From L5 News, March 1982
(The L-5 Society is rapidly gaining recognition as the most effective pro-space organization, as witness this report copyrighted 1981 by Industrial Research & Development magazine, reprinted by permission — ed)
In late 1979 the United Nations drafted and approved a treaty that would establish guidelines on future uses of Earth’s moon and outer space. This controversial “Moon Treaty” elicited heavy opposition from U.S. business and scientific communities because, critics charged, it would have prohibited commercial development in outer space and would have “socialized” future lunar and planetary bases and space stations.
The Carter administration was in favor of approvung the treaty. But with the election of Ronald Reagan the Moon Treaty is a “dead issue,” according to administration officials and Congressional sources. President Reagan does not plan to submit the treaty for ratification to the Senate and, even if he did, there is a consensus that the Foreign Relations Committee would not pass it. “The danger is over,” said one informed Senate source. “It’s not going anywhere so nobody has to worry about it.”
The disputed treaty is formally known as the “Agreement Governing the Activities of States on the Moon and Other Celestial Bodies.” It was adopted by the U.N. General Assembly without opposition and without vote in December 1979. Before it becomes legally binding for the U.S., however, the Moon Treaty would need to be signed by Reagan and ratified by the Senate.
The treaty, which industry critics termed “a giveaway of unprecedented proportions,” draws heavily on language incorporated into the still-unsettled Law of the Sea Treaty. The Moon Treaty, for example, designates the Moon and its resources as the “common heritage of mankind” and calls for the establishment of an “international regulatory regime” to create and oversee an equitable system to share resources once the means of lunar exploitation becomes feasible. That, critics in the R&D industries and in the Senate charged, essentially means private industry would be prohibited from developing outer space.
United Technologies Inc., the Aerospace Industries Assoc. (AIA), and other groups have opposed aspects of the Moon Treaty. The L-5 Society — a group of scientists, engineers, and “concerned citizens” — last year lobbied the Senate and the White House extensively against the treaty.
The L-5 Society published this cover on the L5 News in October 1979, early in its campaign to renounce the “Moon Treaty.”
As a result of the opposition generated by these private groups and a growing wariness of the treaty expressed by some members of the Senate Foreign Relations Committee, the Carter administration last year put the pact on hold and established an interagency committee to review the treaty and seek a compromise.
“That interagency committee never submitted its report,” said David Small, a State Dept. attorney familiar with the Moon Treaty. Added a White House official, “After Reagan was elected, the administration gave serious notice that it was against the Moon Treaty and the Law of the Sea Treaty.” While neither the administration nor the Senate has taken an official position on the Moon Treaty, insiders explain that there is every indication that by their not actively moving forward with ratification, the treaty is essentially dead.

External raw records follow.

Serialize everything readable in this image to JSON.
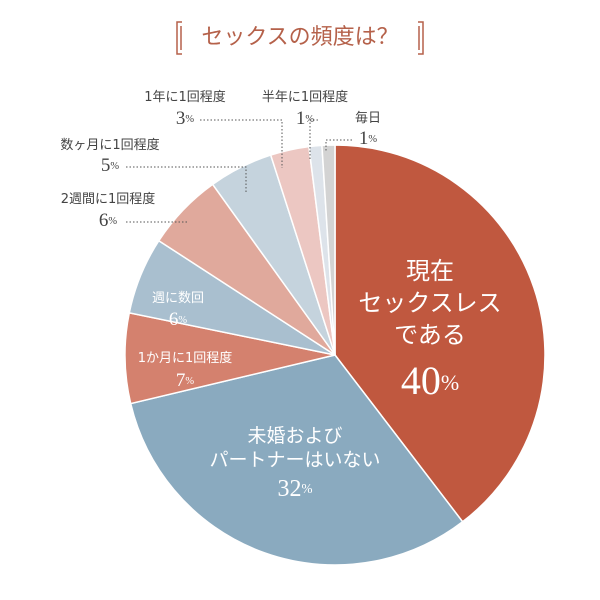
{
  "chart_data": {
    "type": "pie",
    "title": "セックスの頻度は？",
    "categories": [
      "現在\nセックスレス\nである",
      "未婚および\nパートナーはいない",
      "1か月に1回程度",
      "週に数回",
      "2週間に1回程度",
      "数ヶ月に1回程度",
      "1年に1回程度",
      "半年に1回程度",
      "毎日"
    ],
    "values": [
      40,
      32,
      7,
      6,
      6,
      5,
      3,
      1,
      1
    ],
    "value_labels": [
      "40%",
      "32%",
      "7%",
      "6%",
      "6%",
      "5%",
      "3%",
      "1%",
      "1%"
    ],
    "colors": [
      "#c0583f",
      "#8aaabf",
      "#d4816e",
      "#a9bfcf",
      "#e0a99c",
      "#c5d3dd",
      "#ecc7c2",
      "#dde3ea",
      "#d3d3d3"
    ]
  }
}
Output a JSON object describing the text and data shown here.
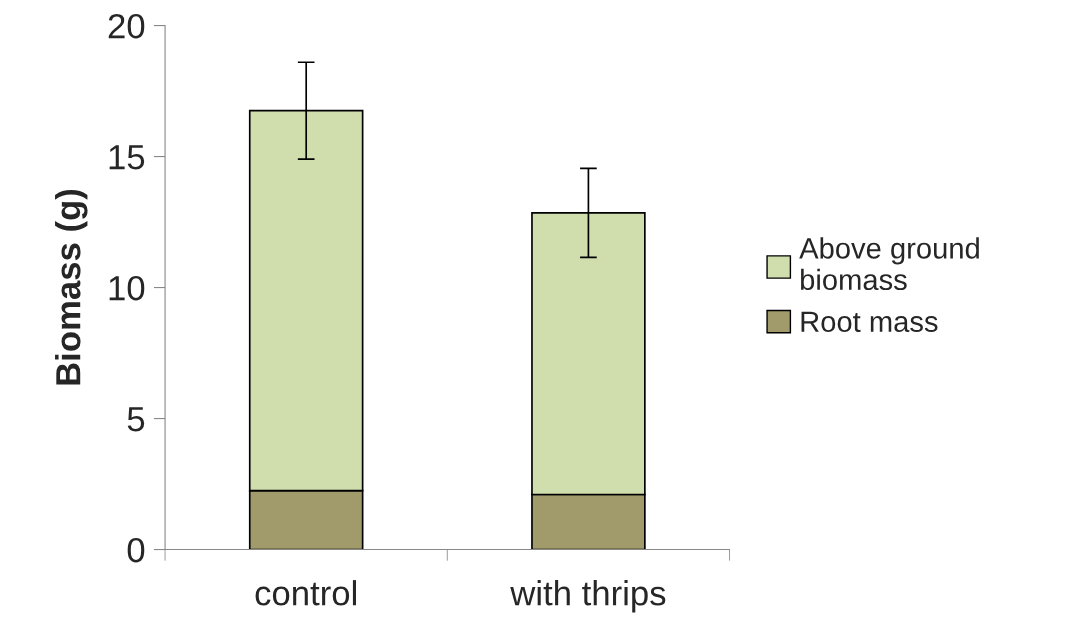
{
  "chart_data": {
    "type": "bar",
    "stacked": true,
    "ylabel": "Biomass (g)",
    "categories": [
      "control",
      "with thrips"
    ],
    "series": [
      {
        "name": "Root mass",
        "color": "#a19a6a",
        "values": [
          2.25,
          2.1
        ]
      },
      {
        "name": "Above ground biomass",
        "color": "#d0deae",
        "values": [
          14.5,
          10.75
        ],
        "errors": [
          1.85,
          1.7
        ]
      }
    ],
    "ylim": [
      0,
      20
    ],
    "yticks": [
      0,
      5,
      10,
      15,
      20
    ],
    "grid": false,
    "legend": "right"
  }
}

Part of the opposition to the treaty lies in the fact that “the smaller countries of the world, which compromise less than 20% of the wealth or power, in effect would be in a position where they could attack those countries or companies that went out and developed” the Moon or outer space, said Mark Hopkins, executive vice president of the L-5 Society.
“The Reagan administration has not formally said anything,” Hopkins told IR&D. “However, we know the people that are in charge of this sort of thing at the State Dept., and we have the utmost confidence that they are not going to sign it.”
An informed Senate source explained that even prior to the elections, some members of the Foreign Relations Committee took the position that they were opposed to the treaty. “I don’t think that has changed,” he said. “I suspect that the views expressed then are pretty much in line with the philosophies of the present Senate.
“But the key is not how the Senate Foreign Relations Committee would react; it’s whether the Reagan administration would ever agree to go along with it. I sort of doubt they would in light of what they’ve done with respect to the Law of the Sea,” he said.
Earlier this year the administration announced it would temporarily block completion of the Law of the Sea Treaty, which was scheduled for final deliberations after more than six years of effort. Officials told the Senate that there were serious problems with the Sea treaty, especially with provisions that would limit production of manganese nodules from the deep seabed and mandate creation of a global revenue-sharing fund to distribute profits from such mining. Both the Law of the Sea and the Moon Treaties term their respective resource areas the “common heritage of mankind.”
Some critics of the Moon Treaty foresee a possibility of compromise. One approach would be to “try to negotiate a treaty which will allow free enterprise to operate in space and also put together some sort of governing body for resources in space.” Hopkins said. “In this way, each nation that’s invoked in it would have a voting strength proportional to the level of investment they put into it.”
Whether such a proposal would seriously he considered by the strictly egalitarian U.N. is questionable, others say. And at this point many are comfortable with the prospect that the Moon Treaty seems destined to remain on the back burner, at least for the foreseeable future.